Cette réaction, pour le moins surprenante, pourrait inciter le médecin à réexpliquer la pathologie au patient en insistant sur sa gravité. Cette démarche risquerait pourtant de réactiver le traumatisme de l'annonce et de décourager le patient à être suivi. En effet, le discours du patient indique bien que ce qui lui a été dit a été compris, mais en s'en détournant, il signifie qu'il n'est pas prêt psychiquement à intégrer les potentielles répercussions de sa pathologie.
La sidération
Mme H. se souvient du jour où l'interne l'avait prévenue : « D'ici 6 mois à 2 ans, vous serez aveugle, donc apprenez le braille» ; ce jour-là, elle a « cru mourir», « tout a basculé». Comme l'indique la sensation de mort imminente évoquée par cette patiente, il arrive que l'impact traumatique soit tel qu'il provoque un état de sidération. « La sidération est l'arrêt même de la pensée, la paralysie de la capacité de penser. Elle est un des tout premiers signes du trauma» [8].

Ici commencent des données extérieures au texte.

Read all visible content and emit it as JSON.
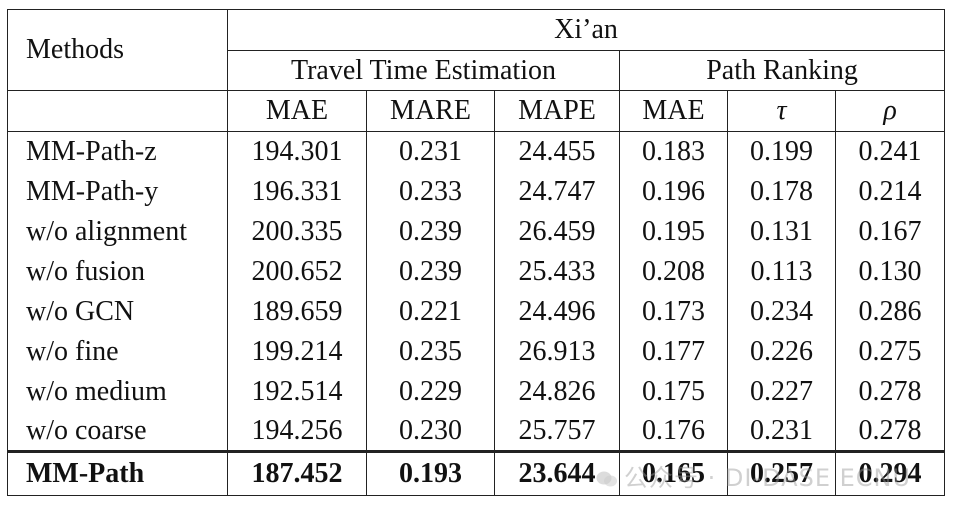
{
  "city": "Xi’an",
  "methods_header": "Methods",
  "groups": {
    "tte": "Travel Time Estimation",
    "pr": "Path Ranking"
  },
  "metrics": [
    "MAE",
    "MARE",
    "MAPE",
    "MAE",
    "τ",
    "ρ"
  ],
  "rows": [
    {
      "method": "MM-Path-z",
      "values": [
        "194.301",
        "0.231",
        "24.455",
        "0.183",
        "0.199",
        "0.241"
      ]
    },
    {
      "method": "MM-Path-y",
      "values": [
        "196.331",
        "0.233",
        "24.747",
        "0.196",
        "0.178",
        "0.214"
      ]
    },
    {
      "method": "w/o alignment",
      "values": [
        "200.335",
        "0.239",
        "26.459",
        "0.195",
        "0.131",
        "0.167"
      ]
    },
    {
      "method": "w/o fusion",
      "values": [
        "200.652",
        "0.239",
        "25.433",
        "0.208",
        "0.113",
        "0.130"
      ]
    },
    {
      "method": "w/o GCN",
      "values": [
        "189.659",
        "0.221",
        "24.496",
        "0.173",
        "0.234",
        "0.286"
      ]
    },
    {
      "method": "w/o fine",
      "values": [
        "199.214",
        "0.235",
        "26.913",
        "0.177",
        "0.226",
        "0.275"
      ]
    },
    {
      "method": "w/o medium",
      "values": [
        "192.514",
        "0.229",
        "24.826",
        "0.175",
        "0.227",
        "0.278"
      ]
    },
    {
      "method": "w/o coarse",
      "values": [
        "194.256",
        "0.230",
        "25.757",
        "0.176",
        "0.231",
        "0.278"
      ]
    },
    {
      "method": "MM-Path",
      "values": [
        "187.452",
        "0.193",
        "23.644",
        "0.165",
        "0.257",
        "0.294"
      ]
    }
  ],
  "watermark": "公众号 · DI-DASE ECNU"
}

L'observation de temps de silence est un des premiers indicateurs de la sidération. Le silence peut être bénéfique s'il permet au patient de commencer à se représenter sa maladie. En revanche, trop présent, il peut s'avérer être l'indicateur de sa sidération.

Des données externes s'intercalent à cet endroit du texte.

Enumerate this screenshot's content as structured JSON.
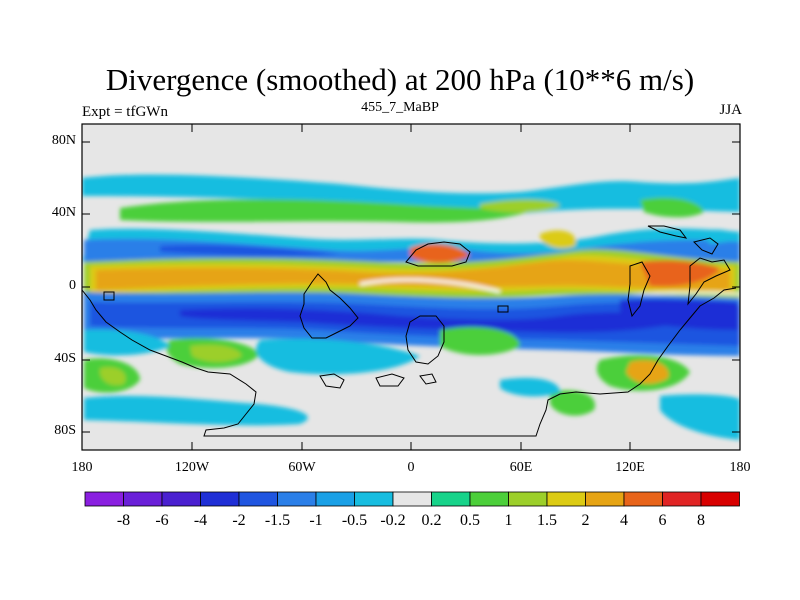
{
  "figure": {
    "title": "Divergence (smoothed) at 200 hPa (10**6 m/s)",
    "left_label": "Expt = tfGWn",
    "center_label": "455_7_MaBP",
    "right_label": "JJA"
  },
  "axes": {
    "y_ticks": [
      "80N",
      "40N",
      "0",
      "40S",
      "80S"
    ],
    "x_ticks": [
      "180",
      "120W",
      "60W",
      "0",
      "60E",
      "120E",
      "180"
    ]
  },
  "colorbar": {
    "labels": [
      "-8",
      "-6",
      "-4",
      "-2",
      "-1.5",
      "-1",
      "-0.5",
      "-0.2",
      "0.2",
      "0.5",
      "1",
      "1.5",
      "2",
      "4",
      "6",
      "8"
    ],
    "colors": [
      "#8a1fe0",
      "#6a1fd8",
      "#4a20d0",
      "#1f2fd6",
      "#1f55e0",
      "#2b7fe8",
      "#1aa0e6",
      "#17bde0",
      "#e6e6e6",
      "#17d38a",
      "#4ccf3a",
      "#9ccf2a",
      "#dccb14",
      "#e6a414",
      "#e8641a",
      "#e02424",
      "#d80000"
    ]
  }
}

Après l'annonce de sa dystrophie rétinienne, Mme V. explique « ne pas savoir comment elle avait pris sa voiture et être rentrée chez elle». Cette amnésie temporaire est fréquente lors d'un épisode de sidération. Le patient, par la suite, se souviendra peut-être d'un mot, d'une phrase, mais les explications n'auront pas pu faire trace. La « scène» de l'annonce ainsi que certains détails referont surface sous forme de reviviscences diurnes, d'insomnies, de rêves traumatiques, etc.
Cette attitude silencieuse coupée de toute émotion peut dérouter, mais en aidant le patient à reprendre sa pensée et en reconnaissant sa souffrance, le soignant l'aidera à cheminer. « Pour sortir de l'impasse de l'annonce, il faut sortir du terrain de la stricte information médicale […]. La seule chose à faire est d'essayer de créer une relation, une rencontre» [9].
Conclusion
L'annonce de la maladie rare dégénérative en ophtalmologie et l'impact traumatogène qui l'accompagne sont imprévisibles. En s'intéressant aux répercussions que l'arrivée d'une pathologie visuelle peut avoir sur la vie de son patient, le médecin l'aide à mettre du sens : la rencontre peut avoir lieu. C'est cette rencontre qui permettra de réduire l'impact traumatique et ses préjudices. Derrière la potentialité traumatogène, l'annonce diagnostique peut aussi déclencher une remise en route psychique, voire un soulagement. Il faut se rappeler que les dystrophies rétiniennes et les neuropathies sont physiquement invisibles; le fait de mettre un nom sur des symptômes peut permettre de reprendre confiance en des perceptions, d'être reconnu dans son handicap et de remettre en route une perspective d'avenir.
Bibliographie
B
[1]
Afchain P, Lefin C, Meyohas MC. Annoncer un diagnostic (mauvaise nouvelle, maladie chronique, suspicion). EMC - Traité de Médecine Akos 2021 ; 24(4) : 1-8 [Article 1-0017].
[2]
Marzano M. Je consens donc je suis. Paris : PUF ; 2006. p. 96.
[3]
Giraudet JS. Annonce du diagnostic de maladie chronique à un patient. Synoviale 2006 ; 151 : 9.
[4]
Haute autorité de santé. Annonce et accompagnement du diagnostic d’un patient ayant une maladie chronique. 2014. p. 13-4.
[5]
Del Volgo MJ. La mémoire au corps dans l’instant de dire. Figures de la Psychanalyse 2006 ; 13(1) : 101.
[6]
McDougall J. Théâtre du corps. Paris : Gallimard ; 1989. p. 37.
[7]
Douville O. Du choc au trauma. Il y a plus d’un temps. Figures de la Psychanalyse 2003 ; 8(1) : 91.
[8]
Tomasella S. Le trauma et ses répercussions somato-psychiques ou « la pensée interrompue ». Le Coq-Héron 2013 ; 212(1) : 91.
[9]
Ruszniewski M, Rabier G. L’annonce : dire la maladie grave. Paris : Dunod ; 2015. p. 54.